Ang Cui, founder and co-CEO of Red Balloon, told Ploonge that while ransomware attacks have hit the IT networks of critical infrastructure providers, a successful compromise of an embedded OT device can be “much more damaging. ”.

“Companies are not used or experienced in recovering from an attack on their embedded devices,” he said. “If the device is destroyed or becomes unrecoverable, a replacement device needs to be purchased, and this could take weeks as there is a limited supply.”

Security veteran Window Snyder, who last year launched a startup to help IoT manufacturers reliably and securely deliver software updates for their devices, said embedded devices could become an easy target, especially as other entry points become more resilient.

Speaking of embedded systems: “A lot of them don’t have separation of privileges, a lot of them don’t have separation between code and data, and a lot of them were developed with the idea that they would be sitting on air-gapped networks – it’s insufficient,” Snyder told Ploonge. .

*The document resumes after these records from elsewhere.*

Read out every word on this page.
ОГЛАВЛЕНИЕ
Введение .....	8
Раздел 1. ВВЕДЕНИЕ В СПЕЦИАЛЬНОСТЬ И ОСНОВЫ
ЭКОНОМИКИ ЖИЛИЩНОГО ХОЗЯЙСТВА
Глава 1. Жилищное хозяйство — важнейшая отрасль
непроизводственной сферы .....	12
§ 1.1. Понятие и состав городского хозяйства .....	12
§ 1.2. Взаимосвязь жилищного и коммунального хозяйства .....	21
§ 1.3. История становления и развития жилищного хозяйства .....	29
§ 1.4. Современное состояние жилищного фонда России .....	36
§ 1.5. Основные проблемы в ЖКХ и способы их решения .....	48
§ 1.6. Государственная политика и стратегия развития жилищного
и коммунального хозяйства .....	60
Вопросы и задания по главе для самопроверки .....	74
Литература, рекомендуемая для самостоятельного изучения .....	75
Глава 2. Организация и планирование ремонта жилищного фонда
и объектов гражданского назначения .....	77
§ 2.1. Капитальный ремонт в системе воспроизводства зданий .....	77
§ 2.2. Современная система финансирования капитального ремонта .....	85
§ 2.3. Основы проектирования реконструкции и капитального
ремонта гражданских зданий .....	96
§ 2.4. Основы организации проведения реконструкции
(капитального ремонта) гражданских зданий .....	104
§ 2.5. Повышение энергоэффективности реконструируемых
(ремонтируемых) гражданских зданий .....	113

Red Balloon says its research demonstrates that the security built into these devices – many are several decades old – needs to be improved and is urging end users in the government and commercial sectors to demand higher standards from the vendors who manufacture these devices.

“Issuing firmware patches is a reactive and inefficient approach that will not solve the general insecurity of our mission-critical industries and services,” says Cui. “Vendors need to bring more security to the embedded device level.” He also believes that more work needs to be done by the US government at the regulatory level and thinks more pressure needs to be put on device manufacturers who are currently not incentivized to create more security at the device level.

Snyder, however, thinks a regulation-based approach is unlikely to help: “I think what helps the most is reducing the attack surface and increasing compartmentalization,” she says. “We will not regulate our output of more secure devices. Someone has to go out there and build resilience in them.”